Crude Sample PCR
The ability to use crude samples as templates in PCR eliminates the need for laborious and costly DNA extraction procedures and allows for faster turnaround times from sampling to results. The feasibility of high-throughput or routine crude sample PCR – particularly for diagnostic applications – has remained low due to the fact that wild-type Taq is easily inhibited by cellular debris, yielding low success rates and inconsistent results.

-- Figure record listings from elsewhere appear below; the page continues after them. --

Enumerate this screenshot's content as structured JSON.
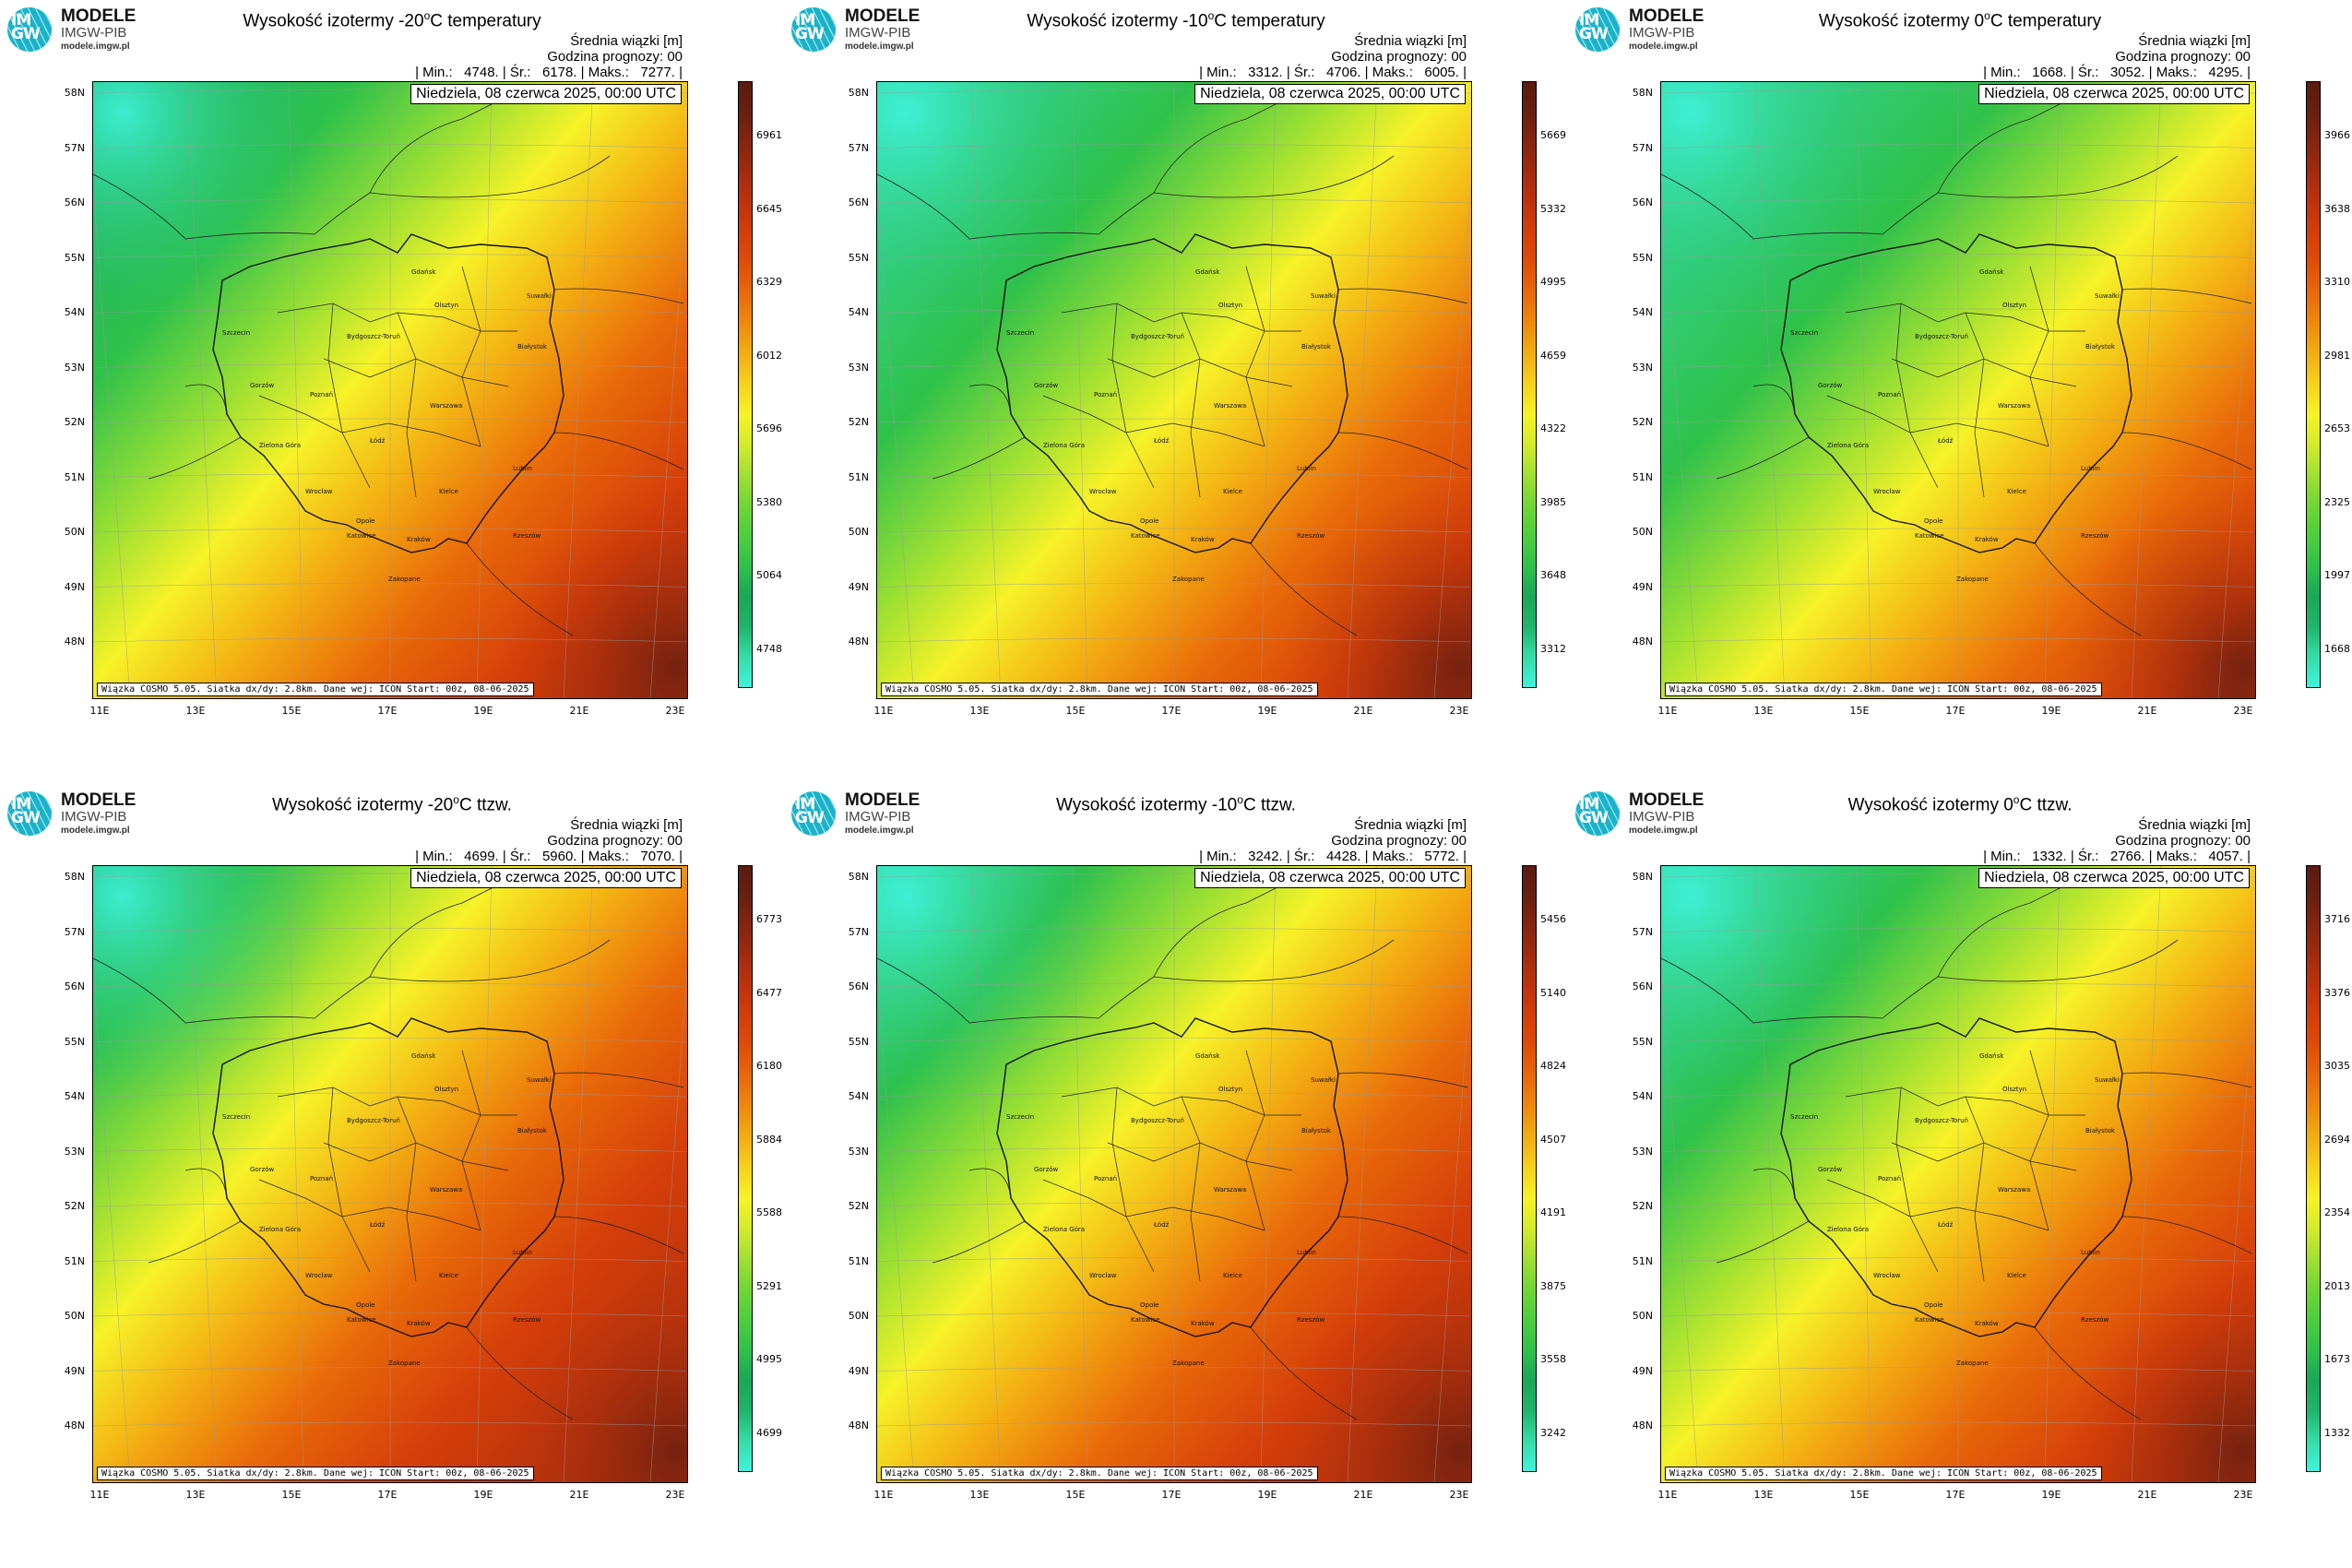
{
  "brand": {
    "line1": "MODELE",
    "line2": "IMGW-PIB",
    "line3": "modele.imgw.pl",
    "logo_text": "IM GW"
  },
  "colors": {
    "scale": [
      "#3ef3dc",
      "#36dca6",
      "#1fb56b",
      "#17a957",
      "#2fc14a",
      "#4ccf3c",
      "#6fd634",
      "#9fe032",
      "#d2ec2c",
      "#f6f228",
      "#f6d21b",
      "#f3ae12",
      "#ee8a0c",
      "#e96a09",
      "#e14e08",
      "#d53e0a",
      "#c0330c",
      "#a32b0e",
      "#86250f",
      "#6a1f10",
      "#5a1b10"
    ]
  },
  "common": {
    "subtitle": "Średnia wiązki [m]",
    "forecast_hour": "Godzina prognozy: 00",
    "date": "Niedziela, 08 czerwca 2025, 00:00 UTC",
    "footer": "Wiązka COSMO 5.05. Siatka dx/dy: 2.8km. Dane wej: ICON Start: 00z, 08-06-2025",
    "lat_labels": [
      "58N",
      "57N",
      "56N",
      "55N",
      "54N",
      "53N",
      "52N",
      "51N",
      "50N",
      "49N",
      "48N"
    ],
    "lon_labels": [
      "11E",
      "13E",
      "15E",
      "17E",
      "19E",
      "21E",
      "23E"
    ],
    "cities": [
      "Gdańsk",
      "Olsztyn",
      "Suwałki",
      "Szczecin",
      "Bydgoszcz-Toruń",
      "Białystok",
      "Gorzów",
      "Poznań",
      "Warszawa",
      "Zielona Góra",
      "Łódź",
      "Lublin",
      "Wrocław",
      "Kielce",
      "Opole",
      "Katowice",
      "Kraków",
      "Rzeszów",
      "Zakopane"
    ]
  },
  "panels": [
    {
      "title_pre": "Wysokość izotermy -20",
      "title_sup": "o",
      "title_post": "C temperatury",
      "stats": "| Min.:   4748. | Śr.:   6178. | Maks.:   7277. |",
      "colorbar": [
        "6961",
        "6645",
        "6329",
        "6012",
        "5696",
        "5380",
        "5064",
        "4748"
      ]
    },
    {
      "title_pre": "Wysokość izotermy -10",
      "title_sup": "o",
      "title_post": "C temperatury",
      "stats": "| Min.:   3312. | Śr.:   4706. | Maks.:   6005. |",
      "colorbar": [
        "5669",
        "5332",
        "4995",
        "4659",
        "4322",
        "3985",
        "3648",
        "3312"
      ]
    },
    {
      "title_pre": "Wysokość izotermy 0",
      "title_sup": "o",
      "title_post": "C temperatury",
      "stats": "| Min.:   1668. | Śr.:   3052. | Maks.:   4295. |",
      "colorbar": [
        "3966",
        "3638",
        "3310",
        "2981",
        "2653",
        "2325",
        "1997",
        "1668"
      ]
    },
    {
      "title_pre": "Wysokość izotermy -20",
      "title_sup": "o",
      "title_post": "C ttzw.",
      "stats": "| Min.:   4699. | Śr.:   5960. | Maks.:   7070. |",
      "colorbar": [
        "6773",
        "6477",
        "6180",
        "5884",
        "5588",
        "5291",
        "4995",
        "4699"
      ]
    },
    {
      "title_pre": "Wysokość izotermy -10",
      "title_sup": "o",
      "title_post": "C ttzw.",
      "stats": "| Min.:   3242. | Śr.:   4428. | Maks.:   5772. |",
      "colorbar": [
        "5456",
        "5140",
        "4824",
        "4507",
        "4191",
        "3875",
        "3558",
        "3242"
      ]
    },
    {
      "title_pre": "Wysokość izotermy 0",
      "title_sup": "o",
      "title_post": "C ttzw.",
      "stats": "| Min.:   1332. | Śr.:   2766. | Maks.:   4057. |",
      "colorbar": [
        "3716",
        "3376",
        "3035",
        "2694",
        "2354",
        "2013",
        "1673",
        "1332"
      ]
    }
  ]
}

Solix DNA Polymerase is a novel DNA polymerase derived from wild-type Taq through molecular evolution, and is specifically designed for high performance PCR in chemically complex environments. The enzyme is resistant to many inhibitors commonly found in crude samples (including denatured protein, salts and some metabolites) and is ideally suited for the routine amplification of DNA fragments ≤1 kb from crude samples such as:
- saliva or buccal swabs
- tissue samples, e.g. mouse ear or tail clippings
- bacterial and yeast colonies/cultures
- cultured mammalian cells
- Arabidopsis leaf discs
Crude sample PCR with Solix TAQ typically requires an initial denaturation of 5 – 10 min at 95 °C to release DNA for amplification. For some sample types, results may be improved by performing this step in a suitable buffer, spinning down cellular debris and using cleared supernatants in the PCR. Since extension times of 15 – 30 sec/kb per cycle are sufficient for most template types, turnaround times from sample to results can be reduced significantly. Solix HotStart are supplied with three buffers and a proprietary enhancer, which offer extensive optimization options for different crude sample types. In addition, Solix is compatible with most common PCR additives and with routinely used cell lysis agents and protocols.